You have the option of proposing your own application of interest for the project. To do so, you will first need to write a short one-page proposal:
- Briefy describe the application in mind and the model you want to use (this could be a reference to a paper on the topic from which you want to use the model).
- Specify the dataset you want to work with (with the link to the dataset).
- Discuss what you want to do with the data.
You should email your proposal to both the Teaching Assistant and instructor by Lecture 18. Be sure to specify your research question (Part II) and your proposed approach (Part III). Don’t worry about the bumps that you may face by going with your own project, we will help you get it done. If the findings are novel and interesting, it can result in some publication and you can continue working on it as a paid job at the MIT Institute for Data, Systems, and Society (IDSS) over the summer.
Here are some papers (and ideas based on them) that may help you come up with an idea for your proposal:
- Battiston et al. (2012) DebtRank: Too Central to Fail? Financial Networks, the FED and Systemic Risk.

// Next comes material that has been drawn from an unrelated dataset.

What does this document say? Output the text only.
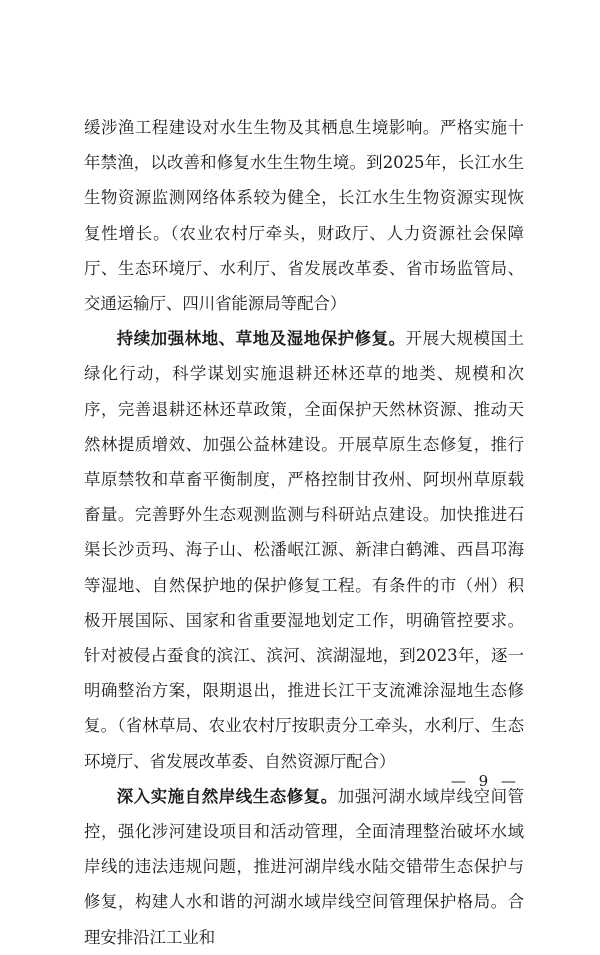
缓涉渔工程建设对水生生物及其栖息生境影响。严格实施十年禁渔，以改善和修复水生生物生境。到2025年，长江水生生物资源监测网络体系较为健全，长江水生生物资源实现恢复性增长。（农业农村厅牵头，财政厅、人力资源社会保障厅、生态环境厅、水利厅、省发展改革委、省市场监管局、交通运输厅、四川省能源局等配合）

持续加强林地、草地及湿地保护修复。开展大规模国土绿化行动，科学谋划实施退耕还林还草的地类、规模和次序，完善退耕还林还草政策，全面保护天然林资源、推动天然林提质增效、加强公益林建设。开展草原生态修复，推行草原禁牧和草畜平衡制度，严格控制甘孜州、阿坝州草原载畜量。完善野外生态观测监测与科研站点建设。加快推进石渠长沙贡玛、海子山、松潘岷江源、新津白鹤滩、西昌邛海等湿地、自然保护地的保护修复工程。有条件的市（州）积极开展国际、国家和省重要湿地划定工作，明确管控要求。针对被侵占蚕食的滨江、滨河、滨湖湿地，到2023年，逐一明确整治方案，限期退出，推进长江干支流滩涂湿地生态修复。（省林草局、农业农村厅按职责分工牵头，水利厅、生态环境厅、省发展改革委、自然资源厅配合）

深入实施自然岸线生态修复。加强河湖水域岸线空间管控，强化涉河建设项目和活动管理，全面清理整治破坏水域岸线的违法违规问题，推进河湖岸线水陆交错带生态保护与修复，构建人水和谐的河湖水域岸线空间管理保护格局。合理安排沿江工业和

— 9 —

Analyze inter-bank connection to understand how the network (for example, distribution of degrees, centralities, …) changes with the state of the economy (e.g., in a volatile economy like 2008 versus a more stable economy in the years before). Consider the systemic risk in the network such as how defaults would spread from bank to bank. Does it depend on the centrality of the defaulting banks or the underlying network structure? A good database for this idea is provided by the International Monetary Fund website.

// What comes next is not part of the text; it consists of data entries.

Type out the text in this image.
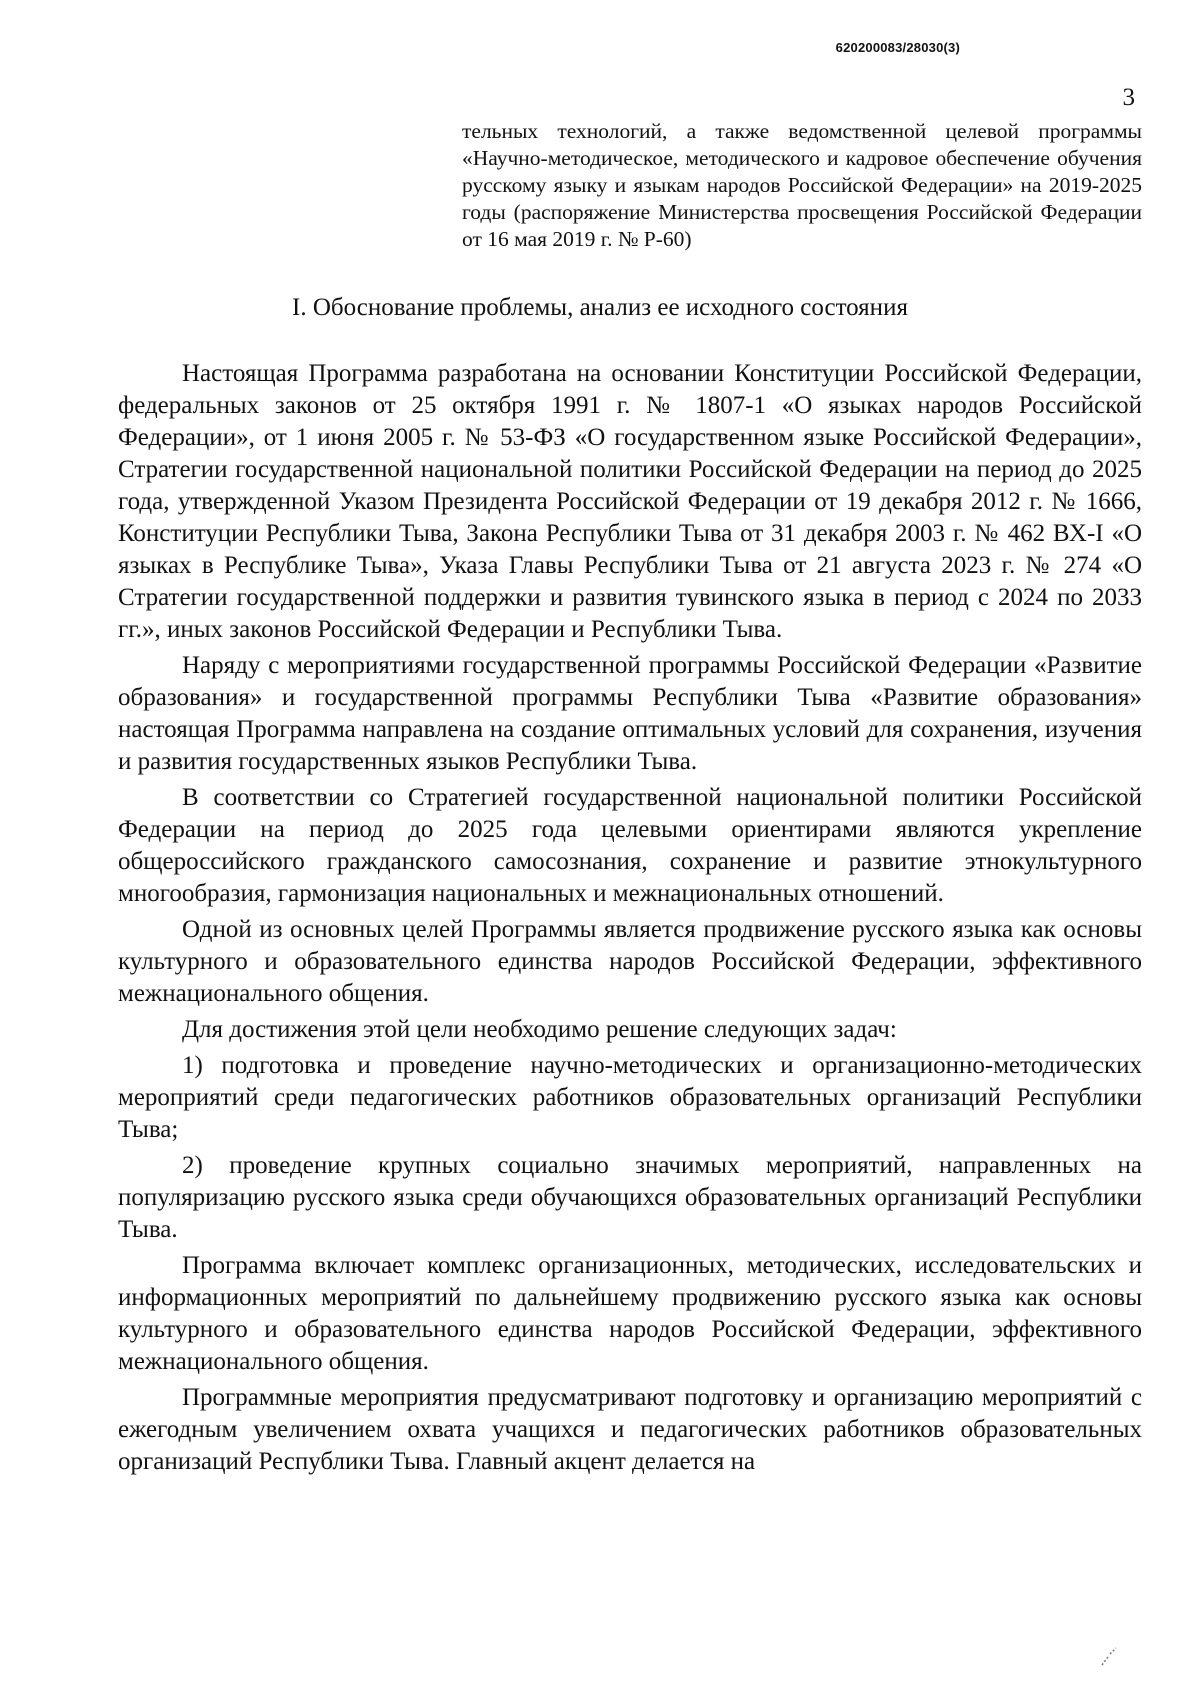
620200083/28030(3)
3
тельных технологий, а также ведомственной целевой программы «Научно-методическое, методического и кадровое обеспечение обучения русскому языку и языкам народов Российской Федерации» на 2019-2025 годы (распоряжение Министерства просвещения Российской Федерации от 16 мая 2019 г. № Р-60)
I. Обоснование проблемы, анализ ее исходного состояния

Настоящая Программа разработана на основании Конституции Российской Федерации, федеральных законов от 25 октября 1991 г. № 1807-1 «О языках народов Российской Федерации», от 1 июня 2005 г. № 53-ФЗ «О государственном языке Российской Федерации», Стратегии государственной национальной политики Российской Федерации на период до 2025 года, утвержденной Указом Президента Российской Федерации от 19 декабря 2012 г. № 1666, Конституции Республики Тыва, Закона Республики Тыва от 31 декабря 2003 г. № 462 ВХ-I «О языках в Республике Тыва», Указа Главы Республики Тыва от 21 августа 2023 г. № 274 «О Стратегии государственной поддержки и развития тувинского языка в период с 2024 по 2033 гг.», иных законов Российской Федерации и Республики Тыва.

Наряду с мероприятиями государственной программы Российской Федерации «Развитие образования» и государственной программы Республики Тыва «Развитие образования» настоящая Программа направлена на создание оптимальных условий для сохранения, изучения и развития государственных языков Республики Тыва.

В соответствии со Стратегией государственной национальной политики Российской Федерации на период до 2025 года целевыми ориентирами являются укрепление общероссийского гражданского самосознания, сохранение и развитие этнокультурного многообразия, гармонизация национальных и межнациональных отношений.

Одной из основных целей Программы является продвижение русского языка как основы культурного и образовательного единства народов Российской Федерации, эффективного межнационального общения.

Для достижения этой цели необходимо решение следующих задач:

1) подготовка и проведение научно-методических и организационно-методических мероприятий среди педагогических работников образовательных организаций Республики Тыва;

2) проведение крупных социально значимых мероприятий, направленных на популяризацию русского языка среди обучающихся образовательных организаций Республики Тыва.

Программа включает комплекс организационных, методических, исследовательских и информационных мероприятий по дальнейшему продвижению русского языка как основы культурного и образовательного единства народов Российской Федерации, эффективного межнационального общения.

Программные мероприятия предусматривают подготовку и организацию мероприятий с ежегодным увеличением охвата учащихся и педагогических работников образовательных организаций Республики Тыва. Главный акцент делается на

- Akbarpour et al. (2018) Just a Few Seeds More: Value of Network Information for Diffusion (PDF).
Given some novel information and a social network, which individuals would you inform in order to maximize its spread if you can only contact a few people? First define an underlying model of diffusion for a network and then compare several seeding strategies for different realistic networks. Compare their performance and its dependence on the underlying network structure and diffusion model. Does it make sense to use centrality-based measures, or exploit the friendship paradox? How do these strategies compare to random seeding?
- Shah and Zaman (2011) Rumors in a Network: Who’s the Culprit? (PDF - 1.2MB).
Consider a rumor that originates at a single node and spreads through a network. If you only observe the end result of the spread (which nodes end up hearing the rumor), can you come up with an algorithm to determine which node initiated the rumor? This paper proposes an algorithm based on what they call rumor centrality. See if you can apply it to some realistic or simulated networks. Propose alternative algorithms and test their performance.
You can also look at the datasets available at the following databases to come up with an idea:
- The Colorado Index of Complex Networks (ICON)
- The Koblenz Network Collection (KONECT)
- Stanford Large Network Dataset Collection
Each individual (or group if you are working with someone else) will have to write and submit a report along with their Python code.1 The report should describe the motivation of your project, the network dataset, the descriptive information from Part I, the research question, model and thesis from Part II, and finally your approach and results from Part III. The Part I descriptive write-up will be due before the final report, in order to make sure everyone is on track. You will also have to give a 15 minute presentation on your project during the last week of class. There will be the following deadlines.
- Lecture 21: Part I descriptive write-up.
- Lecture 25: Oral Presentation (15 minutes).
- One week after Lecture 25: Final project report (including all code).
1 You may use other programming languages, while Python is preferred.